On préluda pour la contredanse.

—Voyez combien je suis bonne,—dit la duchesse à M. de Lancry:—je vous pardonne votre oubli et je vous dis même en confidence que je ne suis pas engagée pour cette contredanse; suis-je assez généreuse?

M. de Lancry la regarda de nouveau d'un air étonné, presque stupéfait, et répondit avec une gêne assez évidente:

—Et moi, n'ai-je pas trop de bonheur?... j'aurais pu danser cette contredanse avec vous, madame, et je vais avoir le plaisir de la danser avec mademoiselle de Maran, que j'ai eu l'honneur d'inviter à l'instant.

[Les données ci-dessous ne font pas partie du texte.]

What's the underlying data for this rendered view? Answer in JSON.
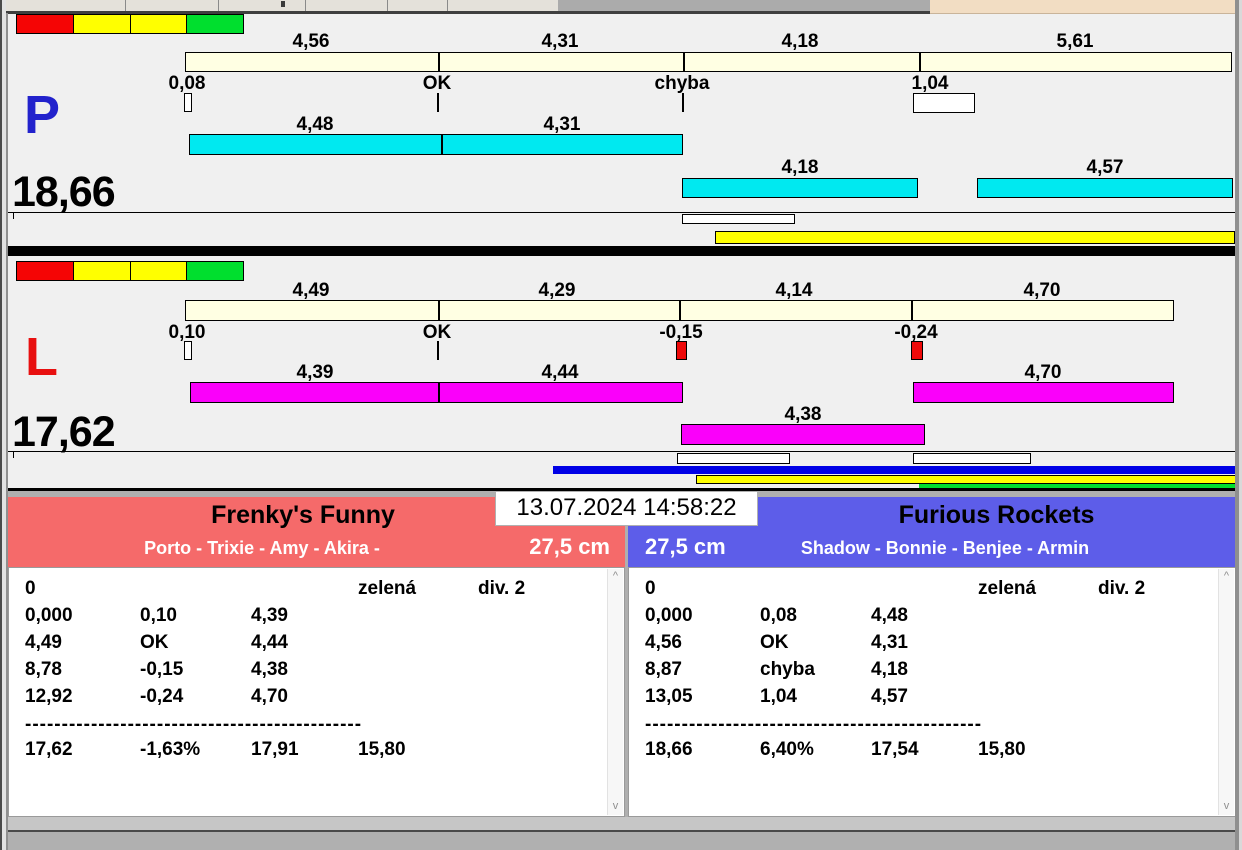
{
  "top": {
    "datetime": "13.07.2024 14:58:22"
  },
  "p": {
    "letter": "P",
    "total": "18,66",
    "splits": [
      "4,56",
      "4,31",
      "4,18",
      "5,61"
    ],
    "marks": [
      "0,08",
      "OK",
      "chyba",
      "1,04"
    ],
    "row1": [
      "4,48",
      "4,31"
    ],
    "row2": [
      "4,18",
      "4,57"
    ]
  },
  "l": {
    "letter": "L",
    "total": "17,62",
    "splits": [
      "4,49",
      "4,29",
      "4,14",
      "4,70"
    ],
    "marks": [
      "0,10",
      "OK",
      "-0,15",
      "-0,24"
    ],
    "row1": [
      "4,39",
      "4,44"
    ],
    "row1b": [
      "4,70"
    ],
    "row2": [
      "4,38"
    ]
  },
  "left_team": {
    "name": "Frenky's Funny",
    "dogs": "Porto - Trixie - Amy - Akira -",
    "size": "27,5 cm",
    "run": "0",
    "color_label": "zelená",
    "division": "div. 2",
    "rows": [
      [
        "0,000",
        "0,10",
        "4,39"
      ],
      [
        "4,49",
        "OK",
        "4,44"
      ],
      [
        "8,78",
        "-0,15",
        "4,38"
      ],
      [
        "12,92",
        "-0,24",
        "4,70"
      ]
    ],
    "separator": "----------------------------------------------",
    "summary": [
      "17,62",
      "-1,63%",
      "17,91",
      "15,80"
    ]
  },
  "right_team": {
    "name": "Furious Rockets",
    "dogs": "Shadow - Bonnie - Benjee - Armin",
    "size": "27,5 cm",
    "run": "0",
    "color_label": "zelená",
    "division": "div. 2",
    "rows": [
      [
        "0,000",
        "0,08",
        "4,48"
      ],
      [
        "4,56",
        "OK",
        "4,31"
      ],
      [
        "8,87",
        "chyba",
        "4,18"
      ],
      [
        "13,05",
        "1,04",
        "4,57"
      ]
    ],
    "separator": "----------------------------------------------",
    "summary": [
      "18,66",
      "6,40%",
      "17,54",
      "15,80"
    ]
  },
  "colors": {
    "cyan": "#00e9f0",
    "magenta": "#fa00fa",
    "cream": "#ffffe3",
    "left_header": "#f56a6a",
    "right_header": "#5d5de9",
    "blue_bar": "#0000e6",
    "green_bar": "#00df2e"
  }
}
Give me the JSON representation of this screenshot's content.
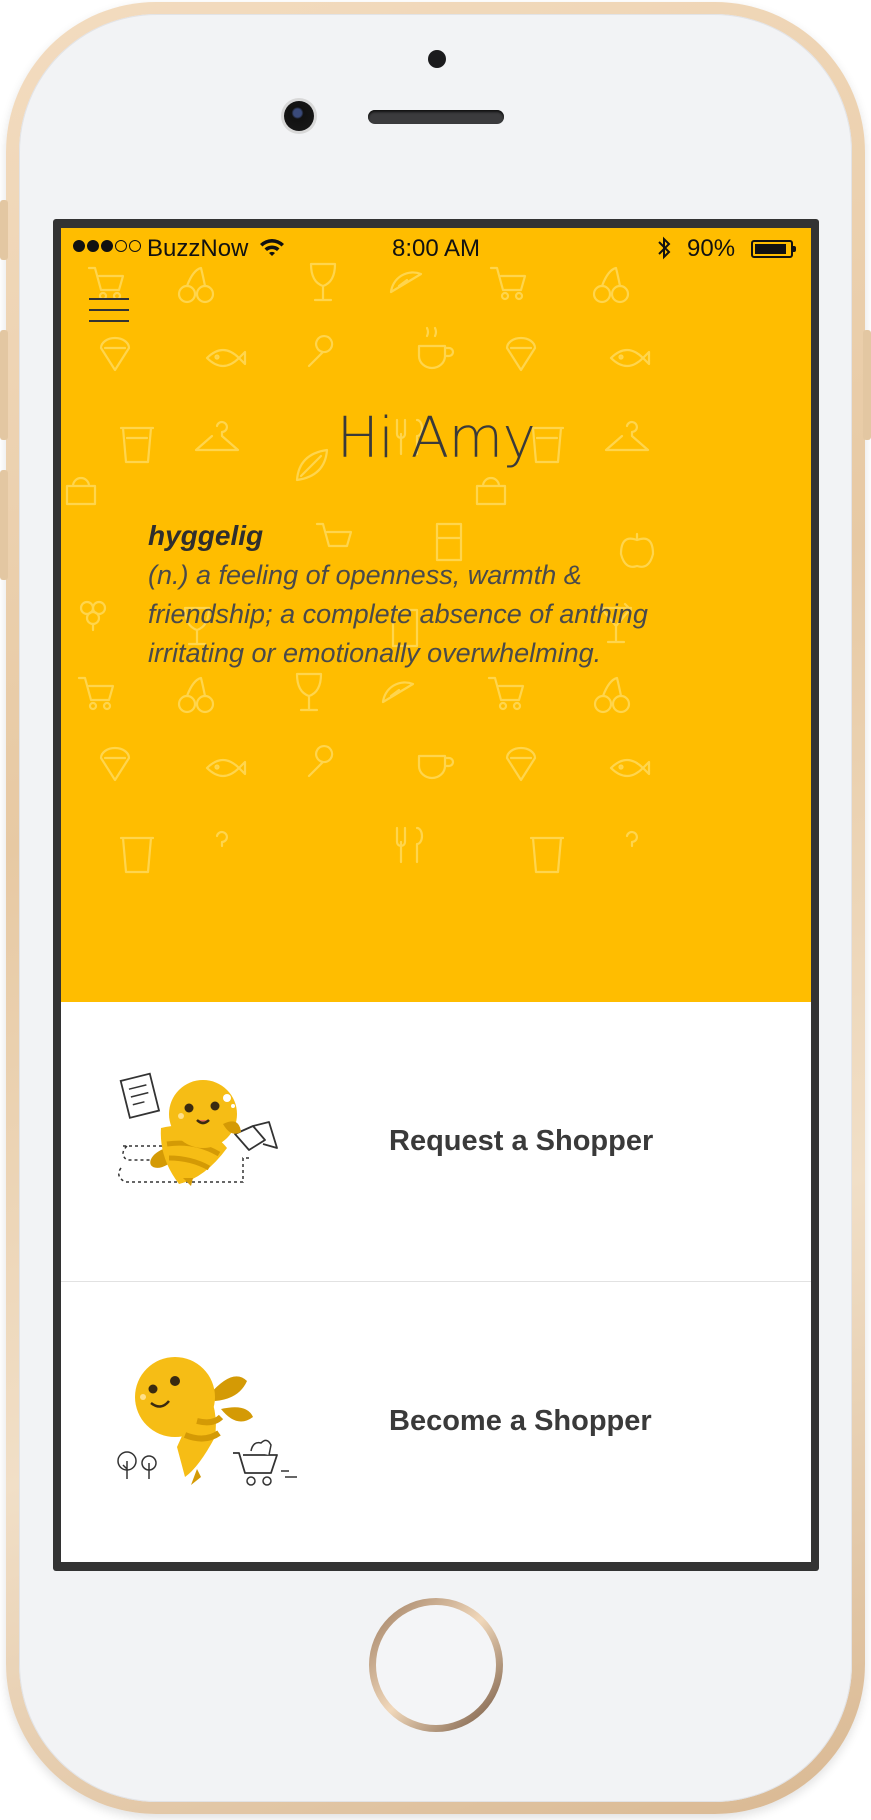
{
  "device": {
    "model": "iPhone"
  },
  "status_bar": {
    "carrier": "BuzzNow",
    "time": "8:00 AM",
    "battery": "90%",
    "battery_level": 0.9,
    "signal_bars_filled": 3,
    "signal_bars_total": 5
  },
  "header": {
    "menu_icon": "hamburger-menu-icon",
    "greeting": "Hi Amy"
  },
  "definition": {
    "word": "hyggelig",
    "meaning_lines": [
      "(n.) a feeling of openness, warmth &",
      "friendship; a complete absence of anthing",
      "irritating or emotionally overwhelming."
    ]
  },
  "options": {
    "request": {
      "label": "Request a Shopper",
      "icon": "bee-with-list-and-megaphone-illustration"
    },
    "become": {
      "label": "Become a Shopper",
      "icon": "bee-with-shopping-cart-illustration"
    }
  },
  "colors": {
    "hero_yellow": "#ffbd00",
    "bee_yellow": "#f6bd15",
    "bee_stripe": "#d49a05",
    "text_dark": "#3a3a3a"
  }
}
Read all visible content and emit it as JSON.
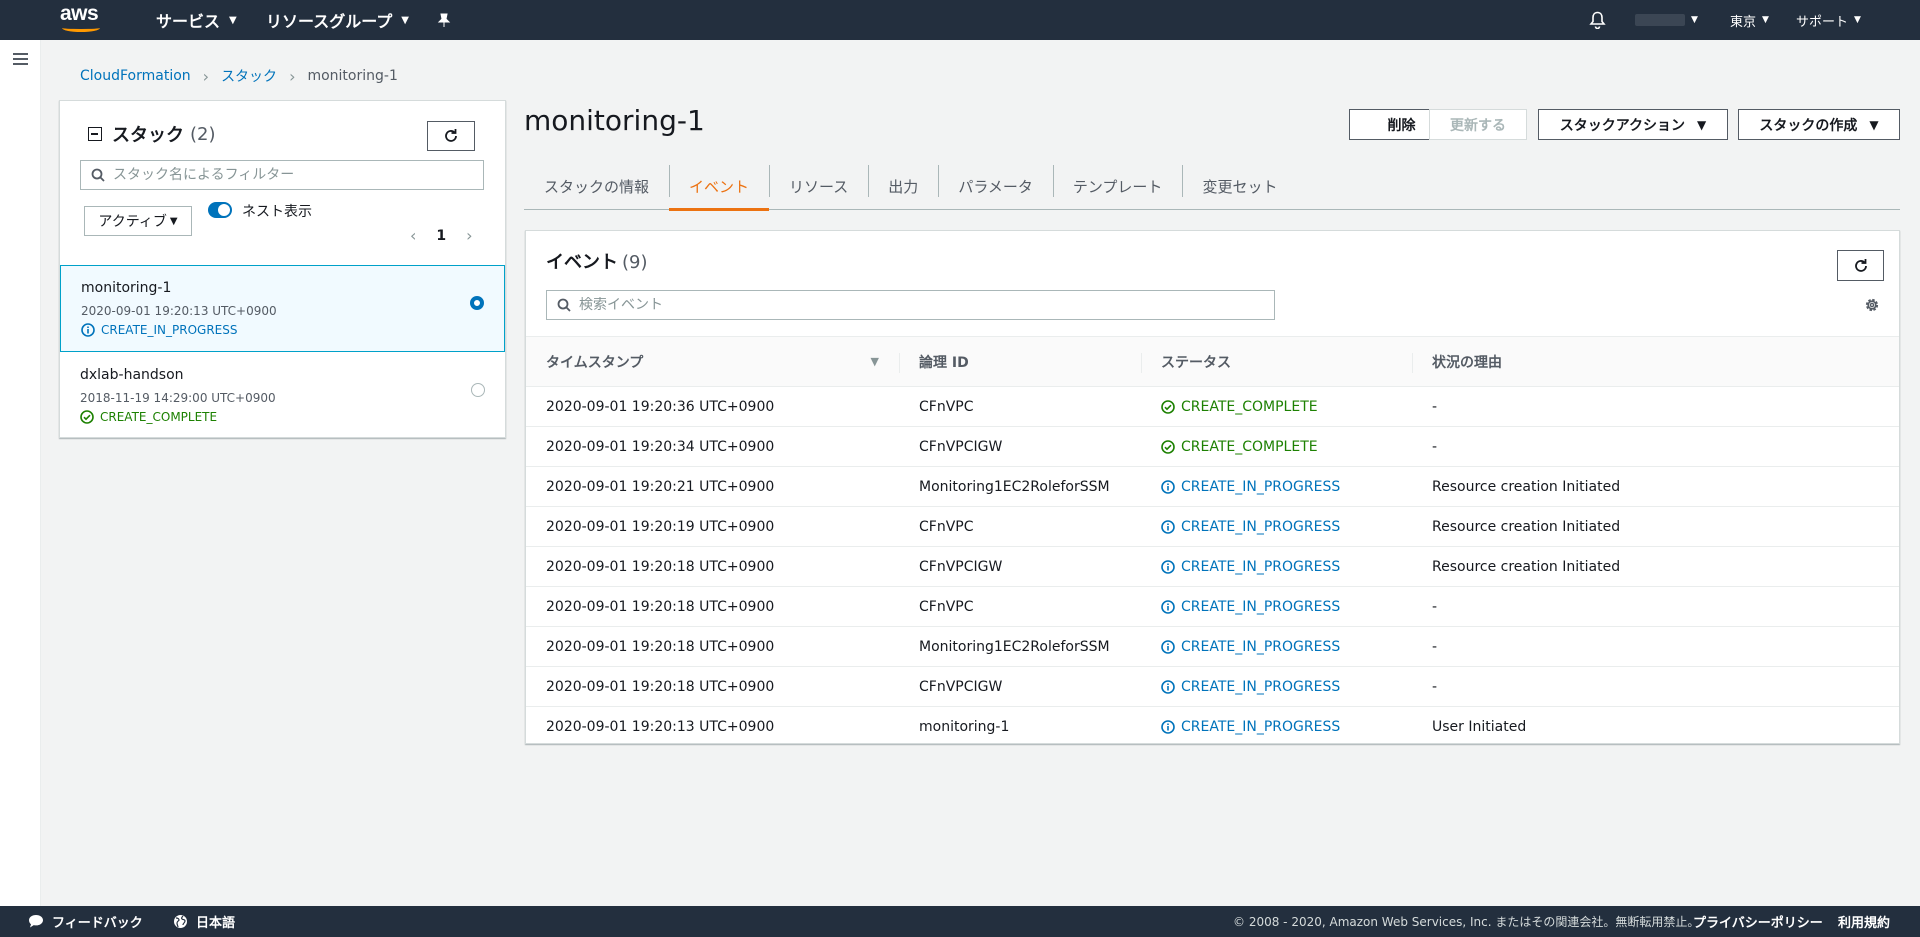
{
  "topnav": {
    "logo_text": "aws",
    "services": "サービス",
    "resource_groups": "リソースグループ",
    "account": "",
    "region": "東京",
    "support": "サポート"
  },
  "breadcrumb": {
    "root": "CloudFormation",
    "stacks": "スタック",
    "current": "monitoring-1"
  },
  "stacks_panel": {
    "title": "スタック",
    "count": "(2)",
    "search_placeholder": "スタック名によるフィルター",
    "filter_label": "アクティブ",
    "nested_label": "ネスト表示",
    "page": "1",
    "items": [
      {
        "name": "monitoring-1",
        "timestamp": "2020-09-01 19:20:13 UTC+0900",
        "status": "CREATE_IN_PROGRESS"
      },
      {
        "name": "dxlab-handson",
        "timestamp": "2018-11-19 14:29:00 UTC+0900",
        "status": "CREATE_COMPLETE"
      }
    ]
  },
  "main": {
    "title": "monitoring-1",
    "buttons": {
      "delete": "削除",
      "update": "更新する",
      "stack_actions": "スタックアクション",
      "create_stack": "スタックの作成"
    },
    "tabs": [
      "スタックの情報",
      "イベント",
      "リソース",
      "出力",
      "パラメータ",
      "テンプレート",
      "変更セット"
    ],
    "active_tab": "イベント"
  },
  "events": {
    "title": "イベント",
    "count": "(9)",
    "search_placeholder": "検索イベント",
    "columns": [
      "タイムスタンプ",
      "論理 ID",
      "ステータス",
      "状況の理由"
    ],
    "rows": [
      {
        "timestamp": "2020-09-01 19:20:36 UTC+0900",
        "logical_id": "CFnVPC",
        "status": "CREATE_COMPLETE",
        "reason": "-"
      },
      {
        "timestamp": "2020-09-01 19:20:34 UTC+0900",
        "logical_id": "CFnVPCIGW",
        "status": "CREATE_COMPLETE",
        "reason": "-"
      },
      {
        "timestamp": "2020-09-01 19:20:21 UTC+0900",
        "logical_id": "Monitoring1EC2RoleforSSM",
        "status": "CREATE_IN_PROGRESS",
        "reason": "Resource creation Initiated"
      },
      {
        "timestamp": "2020-09-01 19:20:19 UTC+0900",
        "logical_id": "CFnVPC",
        "status": "CREATE_IN_PROGRESS",
        "reason": "Resource creation Initiated"
      },
      {
        "timestamp": "2020-09-01 19:20:18 UTC+0900",
        "logical_id": "CFnVPCIGW",
        "status": "CREATE_IN_PROGRESS",
        "reason": "Resource creation Initiated"
      },
      {
        "timestamp": "2020-09-01 19:20:18 UTC+0900",
        "logical_id": "CFnVPC",
        "status": "CREATE_IN_PROGRESS",
        "reason": "-"
      },
      {
        "timestamp": "2020-09-01 19:20:18 UTC+0900",
        "logical_id": "Monitoring1EC2RoleforSSM",
        "status": "CREATE_IN_PROGRESS",
        "reason": "-"
      },
      {
        "timestamp": "2020-09-01 19:20:18 UTC+0900",
        "logical_id": "CFnVPCIGW",
        "status": "CREATE_IN_PROGRESS",
        "reason": "-"
      },
      {
        "timestamp": "2020-09-01 19:20:13 UTC+0900",
        "logical_id": "monitoring-1",
        "status": "CREATE_IN_PROGRESS",
        "reason": "User Initiated"
      }
    ]
  },
  "footer": {
    "feedback": "フィードバック",
    "language": "日本語",
    "copyright": "© 2008 - 2020, Amazon Web Services, Inc. またはその関連会社。無断転用禁止。",
    "privacy": "プライバシーポリシー",
    "terms": "利用規約"
  },
  "colors": {
    "nav_bg": "#232f3e",
    "accent_orange": "#ec7211",
    "link_blue": "#0073bb",
    "success_green": "#1d8102"
  }
}
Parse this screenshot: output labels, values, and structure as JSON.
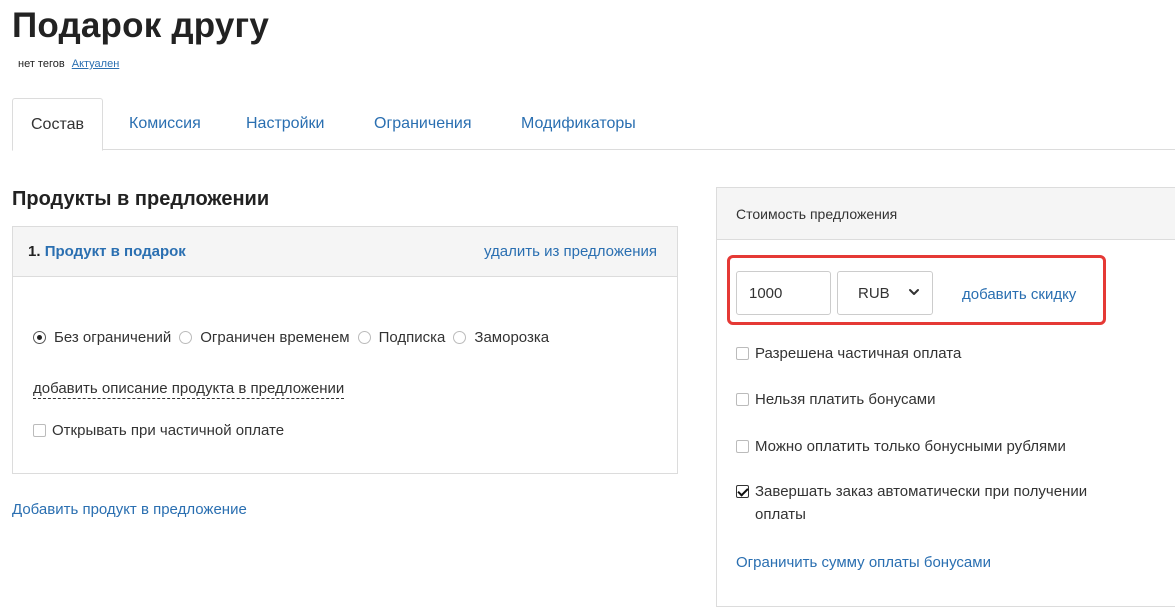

Madame de Richeville, croyant qu'il s'agissait de ma tante et que M. de Lancry plaisantait, partit d'un éclat de rire, et s'écria:

—Vous arrivez d'Angleterre pour faire danser mademoiselle de Maran... il y a donc à Londres un Excentric-Club? vous voulez donc vous signaler parmi les plus intrépides?

M. de Lancry se hâta d'interrompre madame de Richeville. Elle avait la vue très-basse, elle ne s'était pas aperçue de la présence de ma tante.

—Je dois avoir l'honneur de danser tout à l'heure avec mademoiselle Mathilde de Maran,—dit M. de Lancry en appuyant sur ce nom Mathilde, et en s'inclinant légèrement de mon côté.

—Ah! je comprends. On la mène donc déjà dans le monde?—dit la duchesse.